Excitement surrounding the upcoming Shanghai-Hong Kong Stock Connect programme and mutual recognition seems to be translating itself into benefits for Hong Kong already. 31% of respondents indicated they would have new products authorised for sale in Asia Pacific domiciled in Hong Kong compared with 23% last year, with Cayman Islands/other offshore remaining the same, 23%, for both years. This is in line with the responses to the question as to which passport will provide the best platform for business growth, with HK-China coming out on top with 47%, followed by APEC (23%) and Singapore (18%).

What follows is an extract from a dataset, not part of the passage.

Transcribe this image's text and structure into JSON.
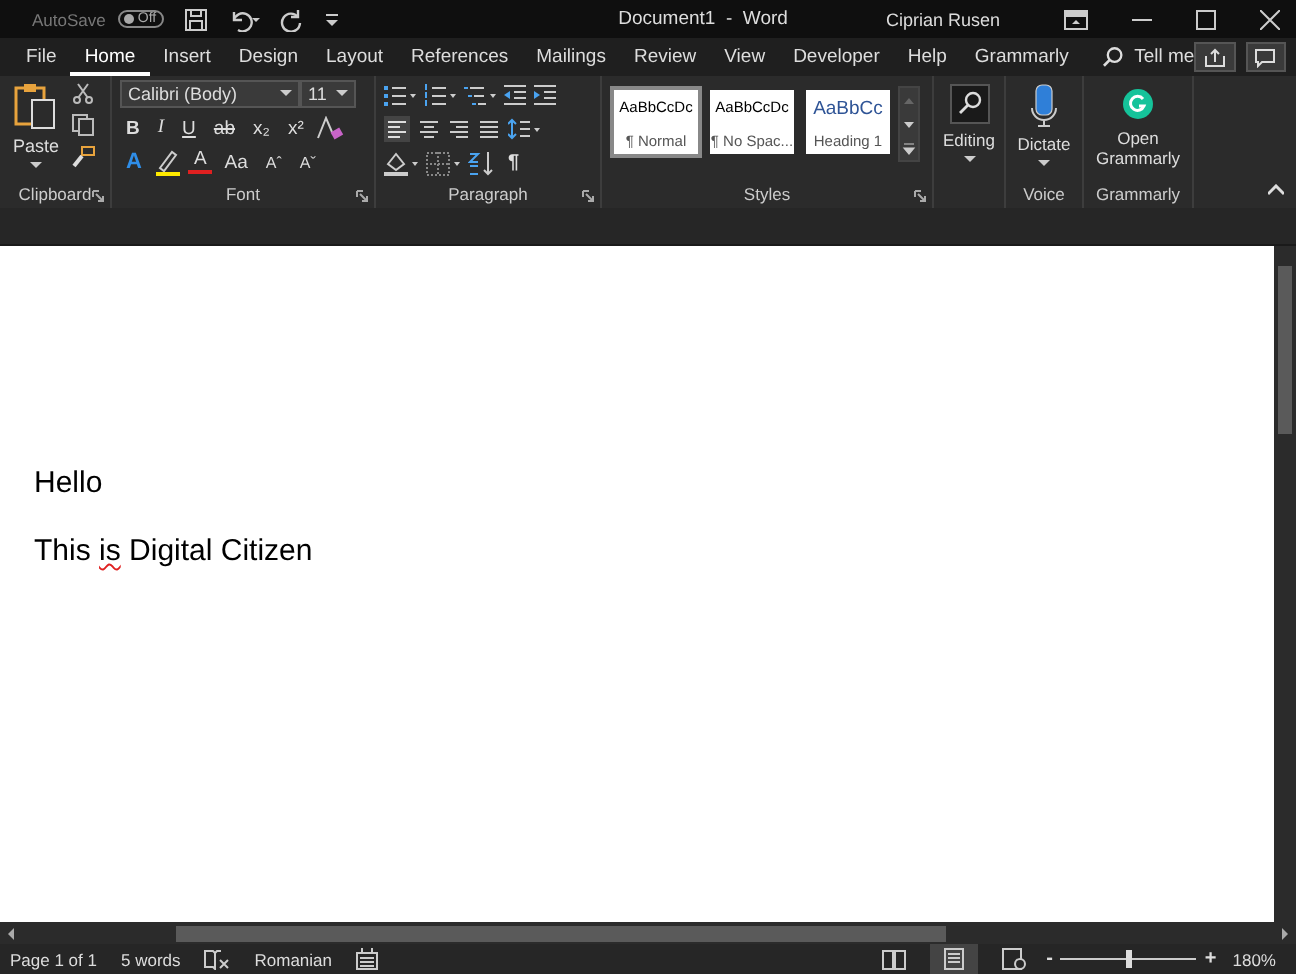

Global Head of Funds and Investment Management, Mark Shipman said, "There has been a real buzz in Hong Kong on both the Stock Connect and mutual recognition programmes and we've certainly seen an uptick in fund set-up activity in Hong Kong. It remains to be seen though whether these initiatives will meet market expectations."

Shift to alternative Investments

Whilst direct investing in equity capital markets and ETFs remain the two top investment vehicles for the fund industry with 48% and 43%, alternatives such as Private Equity funds and Infrastructure projects funds have climbed to third and fourth place respectively with 36% and 29%, a jump of 10% and more. This comes at the expense of debt capital markets (down 16%) and managed accounts (down 18%), both categories which saw a significant drop from last year's survey results. The results signal the lure of higher yields of alternative funds as the global economy stabilises.

"This is consistent with what we're seeing in the market," said Singapore Investment Funds partner Kai Schneider. "Investors are becoming more comfortable with the new regulations that impact alternatives, especially now that most of these have come into effect."

Europe on the rise

Investor enthusiasm for Continental Europe (35%) and the UK (12%) combined is almost rivalling that of China (including Hong Kong) (50%), which still comes out as the top jurisdiction for receiving the most capital over the next 12 months. This dramatic shift from near bottom in last year's survey reflects the confidence in a rebounding European economy – possibly a view to bargain hunting while valuations are still relatively low.

Hong Kong partner Matt Feldmann said, "Europe has certainly shifted from a no-go zone to a market of interest to many Asian fund managers, buoyed by a recovery in many of the countries that were affected by the Euro crisis. The general sentiment is that the worst is definitely over."

The European equities market has been doing well with the Stoxx Europe 600 Index rising for the fourth straight quarter to June 2014, although there are signs this may be beginning to wane.

Other key findings include:

  • Sovereign wealth funds are expected to provide the most net flows to fund managers over the next 12 months. They continue to allocate substantial amounts to fund managers in Asia, but such allocations do not come without preferential terms.  The fund investments are also often secondary to their primary objective – access to co-investments and direct opportunities.
  • Asia will see the biggest rise in fund manager's allocations according to 48% of respondents, followed by global emerging markets (23%), Europe (18%) and North America (14%).
  • Hong Kong (57%) is seen as the most progressive regulatory regime for the funds management industry narrowly beating out Singapore (54%). This may be due to Hong Kong's Securities and Futures Commission becoming more proactive in public engagements and its working relationship with the China Securities Regulatory Commission on the Stock Connect programme.*
  • Basel III and FATCA continue to be viewed as the key regulations impacting the investment management industry over the next 12-18 months.

The Clifford Chance AsianInvestor survey was carried out over four weeks in May and June of 2014. A total of 243 respondents regionally representing the investment management industry expressed their views on the very latest market conditions and identified investment management trends in Asia Pacific.